The chain is irreducible because all states $k<m$ communicate each other and all the states communicate with state 1 with one step with probability $\frac{1}{k+1}$.And from state 1 to state $k$ with $k-1$ steps with probability $\frac{1}{k!}$.

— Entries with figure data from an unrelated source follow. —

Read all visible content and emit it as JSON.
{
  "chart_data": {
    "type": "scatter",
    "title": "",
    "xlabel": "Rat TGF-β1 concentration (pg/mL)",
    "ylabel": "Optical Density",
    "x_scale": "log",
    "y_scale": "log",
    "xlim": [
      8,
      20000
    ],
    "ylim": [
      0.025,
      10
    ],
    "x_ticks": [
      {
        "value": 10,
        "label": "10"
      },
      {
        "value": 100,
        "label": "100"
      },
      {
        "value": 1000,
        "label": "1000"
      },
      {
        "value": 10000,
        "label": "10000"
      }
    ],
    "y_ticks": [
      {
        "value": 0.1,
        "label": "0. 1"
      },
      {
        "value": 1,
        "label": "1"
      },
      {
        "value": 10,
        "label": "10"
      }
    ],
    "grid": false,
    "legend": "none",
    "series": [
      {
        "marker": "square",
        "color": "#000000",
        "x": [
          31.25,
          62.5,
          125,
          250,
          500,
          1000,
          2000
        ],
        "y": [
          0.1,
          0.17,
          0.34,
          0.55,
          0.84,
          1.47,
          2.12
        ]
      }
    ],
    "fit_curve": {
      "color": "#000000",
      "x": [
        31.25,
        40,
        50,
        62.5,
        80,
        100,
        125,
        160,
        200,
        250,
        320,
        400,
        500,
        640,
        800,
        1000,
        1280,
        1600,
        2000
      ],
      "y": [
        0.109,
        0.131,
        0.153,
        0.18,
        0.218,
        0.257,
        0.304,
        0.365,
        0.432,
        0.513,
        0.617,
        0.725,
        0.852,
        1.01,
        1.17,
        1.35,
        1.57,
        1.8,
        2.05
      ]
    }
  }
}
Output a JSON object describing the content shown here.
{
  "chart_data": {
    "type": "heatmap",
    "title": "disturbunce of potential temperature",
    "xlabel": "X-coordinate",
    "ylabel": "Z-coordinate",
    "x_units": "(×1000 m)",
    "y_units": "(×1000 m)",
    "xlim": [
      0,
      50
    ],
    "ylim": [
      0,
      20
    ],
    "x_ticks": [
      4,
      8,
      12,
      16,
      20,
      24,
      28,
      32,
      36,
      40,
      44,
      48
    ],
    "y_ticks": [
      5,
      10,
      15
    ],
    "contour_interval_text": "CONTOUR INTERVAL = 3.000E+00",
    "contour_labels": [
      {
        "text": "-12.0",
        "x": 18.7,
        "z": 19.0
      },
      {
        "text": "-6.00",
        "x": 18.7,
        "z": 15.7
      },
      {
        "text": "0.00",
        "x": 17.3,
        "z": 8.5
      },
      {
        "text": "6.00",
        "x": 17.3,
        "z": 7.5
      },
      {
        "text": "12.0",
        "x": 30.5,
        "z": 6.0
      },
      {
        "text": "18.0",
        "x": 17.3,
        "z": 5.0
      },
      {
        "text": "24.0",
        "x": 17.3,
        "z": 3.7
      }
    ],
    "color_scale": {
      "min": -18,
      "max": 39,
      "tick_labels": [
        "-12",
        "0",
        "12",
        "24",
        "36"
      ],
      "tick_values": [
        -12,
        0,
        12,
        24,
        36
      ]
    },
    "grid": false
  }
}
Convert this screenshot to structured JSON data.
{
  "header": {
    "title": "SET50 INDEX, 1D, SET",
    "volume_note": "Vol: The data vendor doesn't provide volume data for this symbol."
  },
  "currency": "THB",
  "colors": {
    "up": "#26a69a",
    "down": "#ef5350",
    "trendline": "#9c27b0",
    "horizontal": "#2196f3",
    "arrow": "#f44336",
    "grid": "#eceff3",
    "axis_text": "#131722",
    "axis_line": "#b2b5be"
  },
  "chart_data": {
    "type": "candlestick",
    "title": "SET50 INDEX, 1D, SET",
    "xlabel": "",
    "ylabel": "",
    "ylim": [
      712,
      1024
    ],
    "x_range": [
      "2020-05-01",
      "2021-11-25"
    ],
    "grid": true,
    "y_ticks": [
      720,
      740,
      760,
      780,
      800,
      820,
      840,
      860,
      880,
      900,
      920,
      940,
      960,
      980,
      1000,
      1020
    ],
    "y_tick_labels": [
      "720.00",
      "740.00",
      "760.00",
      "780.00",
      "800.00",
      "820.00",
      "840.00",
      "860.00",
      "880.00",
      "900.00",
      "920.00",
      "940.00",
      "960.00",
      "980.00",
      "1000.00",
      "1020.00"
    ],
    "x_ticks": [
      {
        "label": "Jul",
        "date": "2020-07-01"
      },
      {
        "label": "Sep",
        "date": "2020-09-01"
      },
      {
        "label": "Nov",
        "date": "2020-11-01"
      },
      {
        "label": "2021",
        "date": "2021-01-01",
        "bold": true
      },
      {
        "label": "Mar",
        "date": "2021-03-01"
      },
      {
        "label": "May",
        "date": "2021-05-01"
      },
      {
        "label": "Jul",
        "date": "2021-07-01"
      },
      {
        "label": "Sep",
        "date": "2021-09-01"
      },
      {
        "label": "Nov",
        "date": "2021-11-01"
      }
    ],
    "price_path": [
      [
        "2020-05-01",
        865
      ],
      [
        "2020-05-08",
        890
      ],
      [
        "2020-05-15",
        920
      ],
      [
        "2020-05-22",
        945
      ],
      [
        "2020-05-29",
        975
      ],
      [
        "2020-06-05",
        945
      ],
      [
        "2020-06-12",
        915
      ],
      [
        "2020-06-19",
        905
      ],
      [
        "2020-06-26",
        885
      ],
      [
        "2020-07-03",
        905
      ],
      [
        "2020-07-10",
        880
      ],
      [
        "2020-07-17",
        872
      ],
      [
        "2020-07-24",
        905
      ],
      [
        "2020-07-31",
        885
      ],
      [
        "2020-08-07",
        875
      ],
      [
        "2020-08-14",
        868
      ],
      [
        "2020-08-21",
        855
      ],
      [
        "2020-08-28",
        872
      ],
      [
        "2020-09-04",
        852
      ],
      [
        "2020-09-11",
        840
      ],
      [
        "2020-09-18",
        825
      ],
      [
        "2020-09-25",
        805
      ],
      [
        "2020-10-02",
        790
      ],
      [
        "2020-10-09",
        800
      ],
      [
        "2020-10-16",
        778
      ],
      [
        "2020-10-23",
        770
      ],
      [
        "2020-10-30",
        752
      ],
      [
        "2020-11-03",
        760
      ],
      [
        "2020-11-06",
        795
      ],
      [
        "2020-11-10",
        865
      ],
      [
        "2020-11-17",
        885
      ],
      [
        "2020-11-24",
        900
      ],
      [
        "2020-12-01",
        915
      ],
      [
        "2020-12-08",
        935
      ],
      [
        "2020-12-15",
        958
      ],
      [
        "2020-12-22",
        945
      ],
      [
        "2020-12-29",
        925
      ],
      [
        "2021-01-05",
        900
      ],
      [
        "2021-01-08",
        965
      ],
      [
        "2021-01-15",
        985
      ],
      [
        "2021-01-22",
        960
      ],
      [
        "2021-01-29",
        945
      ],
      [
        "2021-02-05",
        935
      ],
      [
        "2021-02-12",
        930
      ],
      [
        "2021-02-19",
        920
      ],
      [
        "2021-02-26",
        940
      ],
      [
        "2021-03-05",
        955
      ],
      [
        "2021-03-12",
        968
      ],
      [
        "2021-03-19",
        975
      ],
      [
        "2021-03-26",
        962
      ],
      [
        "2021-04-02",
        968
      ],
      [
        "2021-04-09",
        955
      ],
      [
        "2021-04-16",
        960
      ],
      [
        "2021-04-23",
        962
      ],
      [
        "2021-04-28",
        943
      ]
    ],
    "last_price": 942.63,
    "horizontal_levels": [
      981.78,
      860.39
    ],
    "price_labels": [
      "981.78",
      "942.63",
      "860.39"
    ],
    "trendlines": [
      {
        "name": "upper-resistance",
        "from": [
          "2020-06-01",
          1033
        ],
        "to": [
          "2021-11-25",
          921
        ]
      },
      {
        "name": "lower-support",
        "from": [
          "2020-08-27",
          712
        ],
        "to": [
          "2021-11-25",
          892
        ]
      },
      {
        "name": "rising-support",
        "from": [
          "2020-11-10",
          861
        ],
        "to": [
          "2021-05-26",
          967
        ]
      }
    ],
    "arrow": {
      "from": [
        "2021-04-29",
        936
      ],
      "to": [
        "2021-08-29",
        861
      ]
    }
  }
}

The stationary distribution of the chain is :$$\pi(n) = \sum_{k=0}^{\infty} p(k,n)\pi(k)= \frac{1}{e}\frac{1}{(n+1)!}$$
Is there a way of creating a transition probability matrix for this problem ?
My effort:
$$\mathbf{P} = \begin{pmatrix} 0 & 1 & 0 &0 & 0&\dots\\ 2/3 & 0 & 1/3 & 0 & 0 &\dots\\ 3/4 & 0 & 0 & 1/4 & 0&\dots\\ 4/5 & 0 & 0 & 0 & 1/5&\dots\\ 5/6 & 0 & 0 & 0 & 0&\dots\\ \vdots &\vdots & \vdots &\vdots & \vdots &\vdots\\ \end{pmatrix}$$
If you are currently in state $i$, then the $i$'th row of the transition matrix tells you in which state you will be the next day. If $i=1$, then the next day will be either $i=1$ (remembering $0$, learning $1$ new) or $i=2$ (remembering $1$, learning $1$ new), both with probability $1/2$. There is zero probability to reach anything higher (in this one step). Therefore the first row of the matrix should be $$\begin{pmatrix}1/2 & 1/2 & 0 & \dots \end{pmatrix}.$$ Similarly, starting at $i=2$, the next day will be at $i=1,2,3$, all with equal probability $1/3$, so the second column is $$\begin{pmatrix}1/3 & 1/3 & 1/3 & 0 & \dots\end{pmatrix}.$$
Continuing this process yields: $$\mathbf{P} = \begin{pmatrix} 1/2 & 1/2 & 0 &0 & 0&\dots\\ 1/3 & 1/3 & 1/3 & 0 & 0 &\dots\\ 1/4 & 1/4 & 1/4 & 1/4 & 0&\dots\\ 1/5 & 1/5 & 1/5 & 1/5 & 1/5&\dots\\ \vdots &\vdots & \vdots &\vdots & \vdots &\\ \end{pmatrix}$$
Hope this helps.
Note: there are different conventions on how to write the transition matrix. Some literature will have rows/columns switched, which means the matrix is simply transposed. I have written this in a way that matches your formula for the stationary distribution.